Le Greenwashing répond à une prise de conscience, par l’opinion publique, de la nécessité de protéger l’environnement et donc de consommer des produits plus “écoresponsables”. Par exemple, les problèmes de déforestation causés par la consommation d’huile de palme conduisent certains consommateurs à refuser l’achat de Nutella, riche en huile de palme. Les industriels ont réalisé l’enjeu économique qu’il y avait à cibler cette clientèle en apaisant sa conscience grâce à une publicité particulière. Mais changer réellement les pratiques sur le terrain coûte plus cher qu’une campagne de communication, et la tentation est grande pour ces industriels de ne pas faire suivre la parole par les actes.

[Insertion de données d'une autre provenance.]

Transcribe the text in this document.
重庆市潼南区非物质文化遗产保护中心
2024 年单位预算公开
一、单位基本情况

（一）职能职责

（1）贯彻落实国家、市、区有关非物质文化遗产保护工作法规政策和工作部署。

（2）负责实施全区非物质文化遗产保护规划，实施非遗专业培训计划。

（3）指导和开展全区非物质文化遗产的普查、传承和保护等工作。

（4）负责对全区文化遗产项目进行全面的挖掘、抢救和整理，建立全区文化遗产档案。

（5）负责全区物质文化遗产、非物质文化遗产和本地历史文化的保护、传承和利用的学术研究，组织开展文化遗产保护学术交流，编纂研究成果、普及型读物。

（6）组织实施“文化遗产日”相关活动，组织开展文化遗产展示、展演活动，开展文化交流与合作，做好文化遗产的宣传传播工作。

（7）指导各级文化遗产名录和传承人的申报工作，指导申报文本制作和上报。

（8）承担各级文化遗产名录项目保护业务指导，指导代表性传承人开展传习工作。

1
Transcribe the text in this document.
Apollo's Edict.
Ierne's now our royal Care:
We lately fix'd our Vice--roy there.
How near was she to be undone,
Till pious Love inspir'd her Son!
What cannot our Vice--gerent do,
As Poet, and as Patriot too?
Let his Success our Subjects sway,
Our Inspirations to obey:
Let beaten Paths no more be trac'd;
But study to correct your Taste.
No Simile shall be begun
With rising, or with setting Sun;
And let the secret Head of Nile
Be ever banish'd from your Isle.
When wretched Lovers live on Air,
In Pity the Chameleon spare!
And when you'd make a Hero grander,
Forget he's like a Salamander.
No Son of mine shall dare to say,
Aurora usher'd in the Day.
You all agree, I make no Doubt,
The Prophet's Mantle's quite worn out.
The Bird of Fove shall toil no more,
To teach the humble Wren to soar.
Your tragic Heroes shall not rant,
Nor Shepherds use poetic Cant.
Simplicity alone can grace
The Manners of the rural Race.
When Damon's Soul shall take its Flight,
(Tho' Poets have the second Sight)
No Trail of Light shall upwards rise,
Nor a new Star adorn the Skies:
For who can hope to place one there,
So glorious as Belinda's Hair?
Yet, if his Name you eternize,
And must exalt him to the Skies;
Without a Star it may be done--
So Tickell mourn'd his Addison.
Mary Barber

Le Greenwashing est également utilisé par des personnalités publiques ou politiques qui ont compris que les électeurs attachent de l’importance à la protection de l’environnement et communiquent en ce sens. Malheureusement, les politiques engagées concrètement ne suivent pas nécessairement les grands discours.

Le ministère de l’économie définit l’économie sociale et solidaire (ESS) comme un ensemble d’entreprises organisées sous forme de coopératives, mutuelles, associations, ou fondations, dont le fonctionnement interne et les activités sont fondés sur un principe de solidarité et d’utilité sociale.

Ces entreprises adoptent des modes de gestion démocratiques et participatifs. Elles encadrent strictement l’utilisation des bénéfices qu’elles réalisent : le profit individuel est limité et les résultats sont réinvestis. Leurs ressources financières sont généralement en partie publiques.

L’économie circulaire vise à changer de paradigme par rapport à l’économie dite linéaire, en limitant le gaspillage des ressources et l’impact environnemental, et en augmentant l’efficacité à tous les stades de l’économie des produits. Le réemploi s’inscrit dans cette logique, en permettant aux objets de retourner sur le marché, sans passer par la case “destruction”.